You’re you. And you gave me
a chance,” I blurted, before I could stop the words coming out. How
else could I have answered her? The reason I’d begged Burt for his
help in setting up this date was specifically to make her as happy
as being with her made me. Granted, I would have to grow four more
limbs to be on the same level as Monty, but if she was willing to
settle for a human, I wanted to be that human.

She rose on her toes, her beautiful lips
parted in anticipation, and I couldn’t resist. The moment our
mouths met, I had to have her in my arms. They felt empty without
her in them. I pulled her in, reminding myself not to squeeze her
too hard. Only Monty could get away with that.

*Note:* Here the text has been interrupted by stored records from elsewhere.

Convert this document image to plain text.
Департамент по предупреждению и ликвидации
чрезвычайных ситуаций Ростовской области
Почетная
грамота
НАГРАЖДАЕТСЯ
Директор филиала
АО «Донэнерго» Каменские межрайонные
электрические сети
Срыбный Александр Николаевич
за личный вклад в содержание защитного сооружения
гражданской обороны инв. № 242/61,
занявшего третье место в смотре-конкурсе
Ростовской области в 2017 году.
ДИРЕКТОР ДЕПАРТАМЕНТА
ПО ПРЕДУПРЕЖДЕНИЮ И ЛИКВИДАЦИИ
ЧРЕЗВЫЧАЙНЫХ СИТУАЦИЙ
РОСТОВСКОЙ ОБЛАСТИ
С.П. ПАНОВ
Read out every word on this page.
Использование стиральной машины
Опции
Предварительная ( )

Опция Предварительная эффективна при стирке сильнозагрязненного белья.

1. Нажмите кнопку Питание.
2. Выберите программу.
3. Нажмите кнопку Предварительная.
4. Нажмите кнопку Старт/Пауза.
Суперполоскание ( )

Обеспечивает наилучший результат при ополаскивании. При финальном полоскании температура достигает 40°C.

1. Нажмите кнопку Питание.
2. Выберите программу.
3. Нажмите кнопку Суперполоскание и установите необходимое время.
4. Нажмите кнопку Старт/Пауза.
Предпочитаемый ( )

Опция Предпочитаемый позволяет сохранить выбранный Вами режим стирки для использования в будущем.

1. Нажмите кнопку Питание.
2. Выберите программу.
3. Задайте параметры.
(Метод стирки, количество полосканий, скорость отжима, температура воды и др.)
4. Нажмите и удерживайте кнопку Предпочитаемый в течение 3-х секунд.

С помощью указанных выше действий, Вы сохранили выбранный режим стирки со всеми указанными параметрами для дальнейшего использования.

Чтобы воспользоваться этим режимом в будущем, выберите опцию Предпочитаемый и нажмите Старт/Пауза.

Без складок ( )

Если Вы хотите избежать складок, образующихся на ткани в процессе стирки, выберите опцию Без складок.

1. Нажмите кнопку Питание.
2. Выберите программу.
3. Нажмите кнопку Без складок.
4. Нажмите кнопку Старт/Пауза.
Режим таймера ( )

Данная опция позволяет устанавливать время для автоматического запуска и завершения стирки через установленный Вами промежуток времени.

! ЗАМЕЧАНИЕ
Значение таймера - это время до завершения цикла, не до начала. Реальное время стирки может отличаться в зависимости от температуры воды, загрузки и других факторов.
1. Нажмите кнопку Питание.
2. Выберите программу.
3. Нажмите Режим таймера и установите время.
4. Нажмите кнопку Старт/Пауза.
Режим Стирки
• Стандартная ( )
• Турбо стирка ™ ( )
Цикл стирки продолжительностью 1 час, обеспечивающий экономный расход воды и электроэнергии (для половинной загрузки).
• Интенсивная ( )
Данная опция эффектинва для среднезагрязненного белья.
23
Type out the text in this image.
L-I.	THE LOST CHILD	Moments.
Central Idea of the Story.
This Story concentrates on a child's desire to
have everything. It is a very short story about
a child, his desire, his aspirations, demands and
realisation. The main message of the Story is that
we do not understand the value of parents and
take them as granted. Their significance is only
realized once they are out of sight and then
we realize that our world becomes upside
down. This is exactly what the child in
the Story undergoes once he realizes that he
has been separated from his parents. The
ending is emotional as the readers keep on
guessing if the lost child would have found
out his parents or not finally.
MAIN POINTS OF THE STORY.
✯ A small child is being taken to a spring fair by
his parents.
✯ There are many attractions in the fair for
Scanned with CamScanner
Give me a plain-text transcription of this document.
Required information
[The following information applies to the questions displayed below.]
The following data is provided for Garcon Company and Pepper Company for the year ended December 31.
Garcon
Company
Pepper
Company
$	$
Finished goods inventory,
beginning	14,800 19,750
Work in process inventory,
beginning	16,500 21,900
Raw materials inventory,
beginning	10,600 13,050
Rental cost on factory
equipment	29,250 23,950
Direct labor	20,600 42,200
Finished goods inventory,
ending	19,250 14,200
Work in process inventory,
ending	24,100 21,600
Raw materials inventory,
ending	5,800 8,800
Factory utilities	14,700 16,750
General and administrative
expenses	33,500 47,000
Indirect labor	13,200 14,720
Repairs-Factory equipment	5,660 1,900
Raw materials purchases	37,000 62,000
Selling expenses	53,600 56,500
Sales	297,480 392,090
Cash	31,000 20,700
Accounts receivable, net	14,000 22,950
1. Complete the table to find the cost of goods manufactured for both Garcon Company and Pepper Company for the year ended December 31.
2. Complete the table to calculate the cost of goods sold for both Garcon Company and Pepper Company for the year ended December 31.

Through dinner, all Penny could talk about
was the octopus. Oh, she tried to come up with other topics, but
the conversation always wandered back to Monty, and I did nothing
to stop it. I didn’t think I would ever tire of her excitement, and
knowing I’d done something that had so thoroughly pleased her.

She was still going, even in the car.
“They’re really devoted mothers. A female giant Pacific octopus
will make a den in a nook or a hole, somewhere she can protect, and
lay like ten thousand eggs. And she hangs them up on the walls and
spends six months just sitting there, cleaning the eggs, moving
them around; she doesn’t even feed herself. She doesn’t sleep. If
she’s not dead by the time the babies hatch, she’s not alive for
long.”

We stopped at a light, and the car next to
us kept creeping toward the line. I hated that, and I wanted to be
certain that I pulled through first, just to rankle the other
driver, so I answered absentmindedly, “Why? Do they eat her?”